Sei giorni senza uno smartphone tra le mani, riempiti soltanto  dai colori del mare, tuffi,  corse sulla sabbia,  risate nate dai giochi e dalla voglia genuina di stare insieme guardandosi negli occhi. È questo il cuore del Campo scuola del Centro Educativo Diffuso della Caritas diocesana di Ales‑Terralba, che si è svolto nella colonia Cenacolo, alla Marina di Arborea, coinvolgendo 40 bambini e ragazzi di Sardara.

Non una semplice vacanza estiva, ma un vero cammino sulle orme di San Francesco, pensato per riscoprire la bellezza delle relazioni e il valore della condivisione.
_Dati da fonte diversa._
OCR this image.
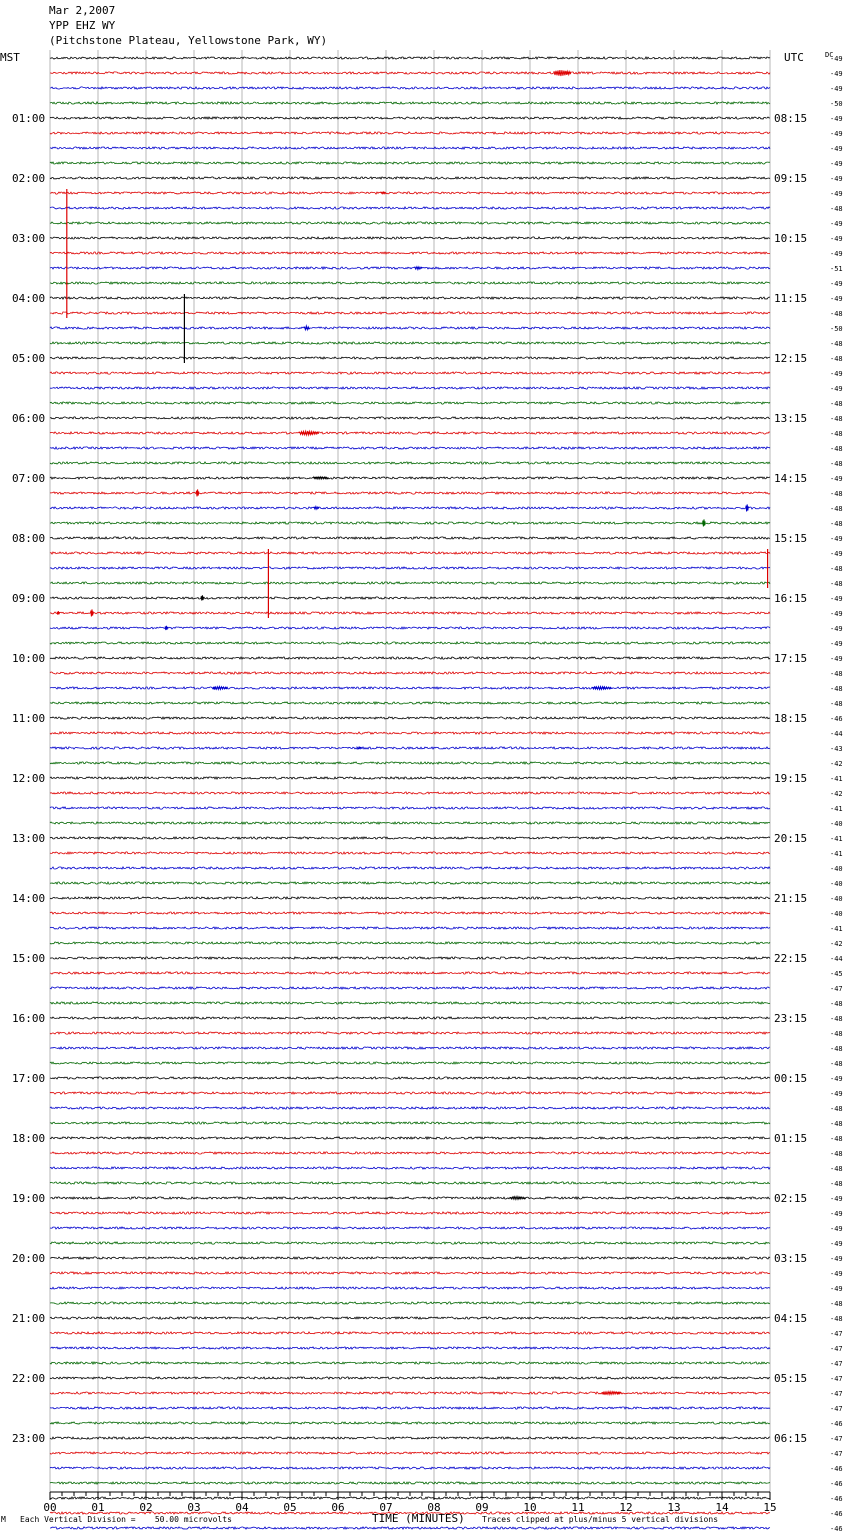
Mar 2,2007
YPP EHZ WY
(Pitchstone Plateau, Yellowstone Park, WY)
MST	UTC	DC
01:00
02:00
03:00
04:00
05:00
06:00
07:00
08:00
09:00
10:00
11:00
12:00
13:00
14:00
15:00
16:00
17:00
18:00
19:00
20:00
21:00
22:00
23:00
08:15
09:15
10:15
11:15
12:15
13:15
14:15
15:15
16:15
17:15
18:15
19:15
20:15
21:15
22:15
23:15
00:15
01:15
02:15
03:15
04:15
05:15
06:15
-49
-49
-49
-50
-49
-49
-49
-49
-49
-49
-48
-49
-49
-49
-51
-49
-49
-48
-50
-48
-48
-49
-49
-48
-48
-48
-48
-48
-49
-48
-48
-48
-49
-49
-48
-48
-49
-49
-49
-49
-49
-48
-48
-48
-46
-44
-43
-42
-41
-42
-41
-40
-41
-41
-40
-40
-40
-40
-41
-42
-44
-45
-47
-48
-48
-48
-48
-48
-49
-49
-48
-48
-48
-48
-48
-48
-49
-49
-49
-49
-49
-49
-49
-48
-48
-47
-47
-47
-47
-47
-47
-46
-47
-47
-46
-46
-46
-46
-46
00	01	02	03	04	05	06	07	08	09	10	11	12	13	14	15
TIME (MINUTES)
M Each Vertical Division =    50.00 microvolts	Traces clipped at plus/minus 5 vertical divisions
Il tema scelto, “Made in Assisi”, ha guidato ogni giornata attraverso attività simboliche: cotone, lino, juta, lana e jeans sono diventati materiali‑chiave per laboratori, giochi e momenti di riflessione, trasformando la settimana in un tessuto di esperienze da intrecciare insieme.
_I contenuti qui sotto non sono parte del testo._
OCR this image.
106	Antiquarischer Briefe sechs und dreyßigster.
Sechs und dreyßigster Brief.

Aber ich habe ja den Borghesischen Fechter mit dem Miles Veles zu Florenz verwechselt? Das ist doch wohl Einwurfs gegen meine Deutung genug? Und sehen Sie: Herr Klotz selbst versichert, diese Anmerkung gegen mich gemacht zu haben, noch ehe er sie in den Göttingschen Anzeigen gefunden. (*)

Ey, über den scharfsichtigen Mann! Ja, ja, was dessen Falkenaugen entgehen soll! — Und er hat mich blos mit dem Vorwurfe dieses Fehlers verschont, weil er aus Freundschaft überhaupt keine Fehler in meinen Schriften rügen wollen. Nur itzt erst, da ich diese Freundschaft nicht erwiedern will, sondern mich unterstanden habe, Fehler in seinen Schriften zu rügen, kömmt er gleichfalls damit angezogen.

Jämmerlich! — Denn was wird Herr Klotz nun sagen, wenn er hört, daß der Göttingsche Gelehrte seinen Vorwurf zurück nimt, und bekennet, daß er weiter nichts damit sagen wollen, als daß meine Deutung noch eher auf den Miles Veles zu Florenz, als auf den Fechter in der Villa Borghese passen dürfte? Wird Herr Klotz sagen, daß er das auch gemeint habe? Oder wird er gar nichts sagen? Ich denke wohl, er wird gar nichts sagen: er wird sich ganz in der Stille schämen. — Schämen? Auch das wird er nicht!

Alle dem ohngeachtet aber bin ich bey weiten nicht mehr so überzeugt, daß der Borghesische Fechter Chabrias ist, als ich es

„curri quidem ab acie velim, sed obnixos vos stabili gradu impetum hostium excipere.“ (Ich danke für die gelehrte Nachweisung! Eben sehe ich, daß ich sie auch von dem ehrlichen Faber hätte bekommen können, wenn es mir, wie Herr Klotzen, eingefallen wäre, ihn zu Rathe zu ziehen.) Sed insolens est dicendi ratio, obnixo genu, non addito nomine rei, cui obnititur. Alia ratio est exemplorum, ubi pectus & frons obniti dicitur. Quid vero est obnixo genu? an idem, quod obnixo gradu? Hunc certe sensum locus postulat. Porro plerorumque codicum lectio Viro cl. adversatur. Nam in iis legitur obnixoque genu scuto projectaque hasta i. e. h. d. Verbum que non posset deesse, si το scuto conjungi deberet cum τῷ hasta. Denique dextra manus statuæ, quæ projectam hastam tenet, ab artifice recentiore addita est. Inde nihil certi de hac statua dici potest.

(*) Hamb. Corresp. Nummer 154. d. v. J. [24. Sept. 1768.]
Accanto alle attività educative, non sono mancati i momenti di festa: serate a tema, musica improvvisata, la semplicità di un gelato condiviso e le visite affettuose del direttore don Marco Statzu e dei sacerdoti don Stefano Mallocci e don Mattia Porcu. L’equipe ha accompagnato i ragazzi in un viaggio alla scoperta della vita di San Francesco, con l’animatore Matteo nelle vesti del Poverello d’Assisi, affiancato dalle educatrici, dalla bagnina Marianna, dalle suore e dal personale del Cenacolo. A rendere tutto più speciale, la presenza della piccola Irene, mascotte del gruppo.

La sesta giornata ha riunito le famiglie per la Santa Messa celebrata da don Statzu, seguita da un pranzo comunitario. Tra valigie da chiudere, qualche lacrima e molti abbracci, il Campo scuola si è concluso lasciando un segno profondo.
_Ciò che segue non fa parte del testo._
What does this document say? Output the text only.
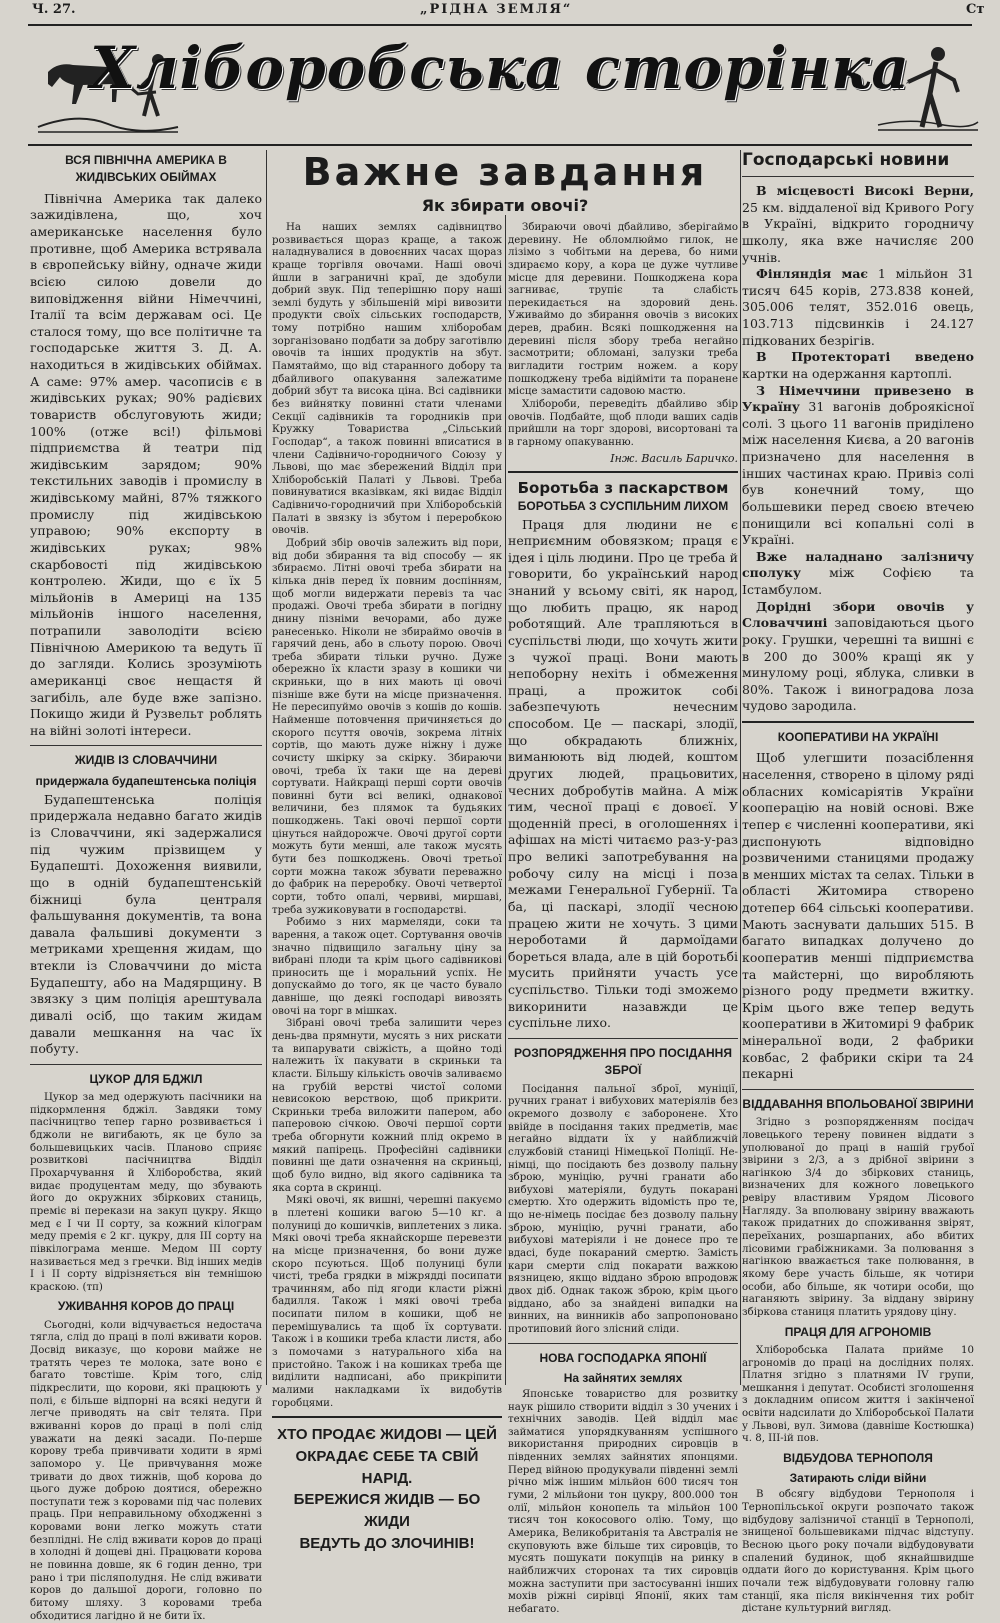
Ч. 27.	„РІДНА ЗЕМЛЯ“	Ст
Хліборобська сторінка
ВСЯ ПІВНІЧНА АМЕРИКА В ЖИДІВСЬКИХ ОБІЙМАХ

Північна Америка так далеко зажидівлена, що, хоч американське населення було противне, щоб Америка встрявала в європейську війну, одначе жиди всією силою довели до виповідження війни Німеччині, Італії та всім державам осі. Це сталося тому, що все політичне та господарське життя З. Д. А. находиться в жидівських обіймах. А саме: 97% амер. часописів є в жидівських руках; 90% радієвих товариств обслуговують жиди; 100% (отже всі!) фільмові підприємства й театри під жидівським зарядом; 90% текстильних заводів і промислу в жидівському майні, 87% тяжкого промислу під жидівською управою; 90% експорту в жидівських руках; 98% скарбовості під жидівською контролею. Жиди, що є їх 5 мільйонів в Америці на 135 мільйонів іншого населення, потрапили заволодіти всією Північною Америкою та ведуть її до загляди. Колись зрозуміють американці своє нещастя й загибіль, але буде вже запізно. Покищо жиди й Рузвельт роблять на війні золоті інтереси.

ЖИДІВ ІЗ СЛОВАЧЧИНИ
придержала будапештенська поліція

Будапештенська поліція придержала недавно багато жидів із Словаччини, які задержалися під чужим прізвищем у Будапешті. Дохоження виявили, що в одній будапештенській біжниці була централя фальшування документів, та вона давала фальшиві документи з метриками хрещення жидам, що втекли із Словаччини до міста Будапешту, або на Мадярщину. В звязку з цим поліція арештувала дивалі осіб, що таким жидам давали мешкання на час їх побуту.

ЦУКОР ДЛЯ БДЖІЛ

Цукор за мед одержують пасічники на підкормлення бджіл. Завдяки тому пасічництво тепер гарно розвивається і бджоли не вигибають, як це було за большевицьких часів. Планово сприяє розвиткові пасічництва Відділ Прохарчування й Хліборобства, який видає продуцентам меду, що збувають його до окружних збіркових станиць, преміє ві перекази на закуп цукру. Якщо мед є І чи ІІ сорту, за кожний кілограм меду премія є 2 кг. цукру, для ІІІ сорту на півкілограма менше. Медом ІІІ сорту називається мед з гречки. Від інших медів І і ІІ сорту відрізняється він темнішою краскою. (тп)

УЖИВАННЯ КОРОВ ДО ПРАЦІ

Сьогодні, коли відчувається недостача тягла, слід до праці в полі вживати коров. Досвід виказує, що корови майже не тратять через те молока, зате воно є багато товстіше. Крім того, слід підкреслити, що корови, які працюють у полі, є більше відпорні на всякі недуги й легче приводять на світ телята. При вживанні коров до праці в полі слід уважати на деякі засади. По-перше корову треба привчивати ходити в ярмі запоморо у. Це привчування може тривати до двох тижнів, щоб корова до цього дуже доброю доятися, обережно поступати теж з коровами під час полевих праць. При неправильному обходженні з коровами вони легко можуть стати безплідні. Не слід вживати коров до праці в холодні й дощеві дні. Працювати корова не повинна довше, як 6 годин денно, три рано і три післяполудня. Не слід вживати коров до дальшої дороги, головно по битому шляху. З коровами треба обходитися лагідно й не бити їх.

Важне завдання
Як збирати овочі?

На наших землях садівництво розвивається щораз краще, а також наладнувалися в довоєнних часах щораз краще торгівля овочами. Наші овочі йшли в заграничні краї, де здобули добрий звук. Під теперішню пору наші землі будуть у збільшеній мірі вивозити продукти своїх сільських господарств, тому потрібно нашим хліборобам зорганізовано подбати за добру заготівлю овочів та інших продуктів на збут. Памятаймо, що від старанного добору та дбайливого опакування залежатиме добрий збут та висока ціна. Всі садівники без вийнятку повинні стати членами Секції садівників та городників при Кружку Товариства „Сільський Господар“, а також повинні вписатися в члени Садівничо-городничого Союзу у Львові, що має збережений Відділ при Хліборобській Палаті у Львові. Треба повинуватися вказівкам, які видає Відділ Садівничо-городничий при Хліборобській Палаті в звязку із збутом і переробкою овочів.

Добрий збір овочів залежить від пори, від доби збирання та від способу — як збираємо. Літні овочі треба збирати на кілька днів перед їх повним доспінням, щоб могли видержати перевіз та час продажі. Овочі треба збирати в погідну днину пізніми вечорами, або дуже ранесенько. Ніколи не збираймо овочів в гарячий день, або в сльоту порою. Овочі треба збирати тільки ручно. Дуже обережно їх класти зразу в кошики чи скриньки, що в них мають ці овочі пізніше вже бути на місце призначення. Не пересипуймо овочів з кошів до кошів. Найменше потовчення причиняється до скорого псуття овочів, зокрема літніх сортів, що мають дуже ніжну і дуже сочисту шкірку за скірку. Збираючи овочі, треба їх таки ще на дереві сортувати. Найкращі перші сорти овочів повинні бути всі великі, однакової величини, без плямок та будьяких пошкоджень. Такі овочі першої сорти цінуться найдорожче. Овочі другої сорти можуть бути менші, але також мусять бути без пошкоджень. Овочі третьої сорти можна також збувати переважно до фабрик на переробку. Овочі четвертої сорти, тобто опалі, червиві, миршаві, треба зужиковувати в господарстві.

Робимо з них мармеляди, соки та варення, а також оцет. Сортування овочів значно підвищило загальну ціну за вибрані плоди та крім цього садівникові приносить ще і моральний успіх. Не допускаймо до того, як це часто бувало давніше, що деякі господарі вивозять овочі на торг в мішках.

Зібрані овочі треба залишити через день-два прямнути, мусять з них рискати та випарувати свіжість, а щойно тоді належить їх пакувати в скриньки та класти. Більшу кількість овочів заливаємо на грубій верстві чистої соломи невисокою верствою, щоб прикрити. Скриньки треба виложити папером, або паперовою січкою. Овочі першої сорти треба обгорнути кожний плід окремо в мякий папірець. Професійні садівники повинні ще дати означення на скриньці, щоб було видно, від якого садівника та яка сорта в скринці.

Мякі овочі, як вишні, черешні пакуємо в плетені кошики вагою 5—10 кг. а полуниці до кошичків, виплетених з лика. Мякі овочі треба якнайскорше перевезти на місце призначення, бо вони дуже скоро псуються. Щоб полуниці були чисті, треба грядки в міжрядді посипати трачинням, або під ягоди класти ріжні бадилля. Також і мякі овочі треба посипати пилом в кошики, щоб не перемішувались та щоб їх сортувати. Також і в кошики треба класти листя, або з помочами з натурального хіба на пристойно. Також і на кошиках треба ще виділити надписані, або прикріпити малими накладками їх видобутів горобцями.

ХТО ПРОДАЄ ЖИДОВІ — ЦЕЙ
ОКРАДАЄ СЕБЕ ТА СВІЙ НАРІД.
БЕРЕЖИСЯ ЖИДІВ — БО ЖИДИ
ВЕДУТЬ ДО ЗЛОЧИНІВ!

Збираючи овочі дбайливо, зберігаймо деревину. Не обломлюймо гилок, не лізімо з чобітьми на дерева, бо ними здираємо кору, а кора це дуже чутливе місце для деревини. Пошкоджена кора загниває, трупіє та слабість перекидається на здоровий день. Уживаймо до збирання овочів з високих дерев, драбин. Всякі пошкодження на деревині після збору треба негайно засмотрити; обломані, залузки треба вигладити гострим ножем. а кору пошкоджену треба відійміти та поранене місце замастити садовою мастю.

Хлібороби, переведіть дбайливо збір овочів. Подбайте, щоб плоди ваших садів прийшли на торг здорові, висортовані та в гарному опакуванню.

Інж. Василь Баричко.
Боротьба з паскарством
БОРОТЬБА З СУСПІЛЬНИМ ЛИХОМ

Праця для людини не є неприємним обовязком; праця є ідея і ціль людини. Про це треба й говорити, бо український народ знаний у всьому світі, як народ, що любить працю, як народ роботящий. Але трапляються в суспільстві люди, що хочуть жити з чужої праці. Вони мають непоборну нехіть і обмеження праці, а прожиток собі забезпечують нечесним способом. Це — паскарі, злодії, що обкрадають ближніх, виманюють від людей, коштом других людей, працьовитих, чесних добробутів майна. А між тим, чесної праці є довоєї. У щоденній пресі, в оголошеннях і афішах на місті читаємо раз-у-раз про великі запотребування на робочу силу на місці і поза межами Генеральної Губернії. Та ба, ці паскарі, злодії чесною працею жити не хочуть. З цими нероботами й дармоїдами бореться влада, але в цій боротьбі мусить прийняти участь усе суспільство. Тільки тоді зможемо викоринити назавжди це суспільне лихо.

РОЗПОРЯДЖЕННЯ ПРО ПОСІДАННЯ ЗБРОЇ

Посідання пальної зброї, муніції, ручних гранат і вибухових матеріялів без окремого дозволу є заборонене. Хто ввійде в посідання таких предметів, має негайно віддати їх у найближчій службовій станиці Німецької Поліції. Не-німці, що посідають без дозволу пальну зброю, муніцію, ручні гранати або вибухові матеріяли, будуть покарані смертю. Хто одержить відомість про те, що не-німець посідає без дозволу пальну зброю, муніцію, ручні гранати, або вибухові матеріяли і не донесе про те вдасі, буде покараний смертю. Замість кари смерти слід покарати важкою вязницею, якщо віддано зброю впродовж двох діб. Однак також зброю, крім цього віддано, або за знайдені випадки на винних, на винників або запропоновано протиповий його злісний сліди.

НОВА ГОСПОДАРКА ЯПОНІЇ
На зайнятих землях

Японське товариство для розвитку наук рішило створити відділ з 30 учених і технічних заводів. Цей відділ має займатися упорядкуванням успішного використання природних сировців в південних землях зайнятих японцями. Перед війною продукували південні землі річно між іншим мільйон 600 тисяч тон гуми, 2 мільйони тон цукру, 800.000 тон олії, мільйон конопель та мільйон 100 тисяч тон кокосового олію. Тому, що Америка, Великобританія та Австралія не скуповують вже більше тих сировців, то мусять пошукати покупців на ринку в найближчих сторонах та тих сировців можна заступити при застосуванні інших мохів ріжні сирівці Японії, яких там небагато.

Господарські новини

В місцевості Високі Верни, 25 км. віддаленої від Кривого Рогу в Україні, відкрито городничу школу, яка вже начисляє 200 учнів.

Фінляндія має 1 мільйон 31 тисяч 645 корів, 273.838 коней, 305.006 телят, 352.016 овець, 103.713 підсвинків і 24.127 підкованих безрігів.

В Протектораті введено картки на одержання картоплі.

З Німеччини привезено в Україну 31 вагонів доброякісної солі. З цього 11 вагонів приділено між населення Києва, а 20 вагонів призначено для населення в інших частинах краю. Привіз солі був конечний тому, що большевики перед своєю втечею понищили всі копальні солі в Україні.

Вже наладнано залізничу сполуку між Софією та Істамбулом.

Дорідні збори овочів у Словаччині заповідаються цього року. Грушки, черешні та вишні є в 200 до 300% кращі як у минулому році, яблука, сливки в 80%. Також і виноградова лоза чудово зародила.

КООПЕРАТИВИ НА УКРАЇНІ

Щоб улегшити позасіблення населення, створено в цілому ряді обласних комісаріятів України кооперацію на новій основі. Вже тепер є численні кооперативи, які диспонують відповідно розвиченими станицями продажу в менших містах та селах. Тільки в області Житомира створено дотепер 664 сільські кооперативи. Мають заснувати дальших 515. В багато випадках долучено до кооператив менші підприємства та майстерні, що виробляють різного роду предмети вжитку. Крім цього вже тепер ведуть кооперативи в Житомирі 9 фабрик мінеральної води, 2 фабрики ковбас, 2 фабрики скіри та 24 пекарні

ВІДДАВАННЯ ВПОЛЬОВАНОЇ ЗВІРИНИ

Згідно з розпорядженням посідач ловецького терену повинен віддати з уполюваної до праці в нашій грубої звірини з 2/3, а з дрібної звірини з нагінкою 3/4 до збіркових станиць, визначених для кожного ловецького ревіру властивим Урядом Лісового Нагляду. За вполювану звірину вважають також придатних до споживання звірят, переїханих, розшарпаних, або вбитих лісовими грабіжниками. За полювання з нагінкою вважається таке полювання, в якому бере участь більше, як чотири особи, або більше, як чотири особи, що наганяють звірину. За віддану звірину збіркова станиця платить урядову ціну.

ПРАЦЯ ДЛЯ АГРОНОМІВ

Хліборобська Палата прийме 10 агрономів до праці на дослідних полях. Платня згідно з платнями IV групи, мешкання і депутат. Особисті зголошення з докладним описом життя і закінченої освіти надсилати до Хліборобської Палати у Львові, вул. Зимова (давніше Костюшка) ч. 8, ІІІ-ій пов.

ВІДБУДОВА ТЕРНОПОЛЯ
Затирають сліди війни

В обсягу відбудови Тернополя і Тернопільської округи розпочато також відбудову залізничої станції в Тернополі, знищеної большевиками підчас відступу. Весною цього року почали відбудовувати спалений будинок, щоб якнайшвидше оддати його до користування. Крім цього почали теж відбудовувати головну галю станції, яка після викінчення тих робіт дістане культурний вигляд.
«Sono stati sei giorni intensi, vissuti insieme 24 ore su 24» racconta don Marco Statzu. «Un’occasione preziosa per aiutare i giovani a maturare maggiore consapevolezza di sé e a condividere un pezzo di strada con i propri coetanei. Il nostro augurio è che da qui possano germogliare nuove iniziative e che ciascuno trovi un nuovo respiro per la propria vita». Il direttore ricorda che l’esperienza si inserisce nel progetto Pepe Meridiano, contro la povertà educativa, sostenuto da Caritas Italiana, Cei, Fondazione Con i Bambini e UniCredit.

A tirare le fila del lavoro educativo è la coordinatrice Chiara Laino: «Quest’anno abbiamo intessuto relazioni e affrontato sfide educative e generazionali. La bellezza che si rinnova da quattro anni è la consapevolezza di regalare ricordi ai minori, attraverso svago, socialità e riflessione fuori dalle mura domestiche».

Il Campo scuola si chiude così, ma solo sul calendario: per i ragazzi e le comunità coinvolte resta l’inizio di un nuovo patrimonio di valori, affetti e consapevolezze da custodire ogni giorno.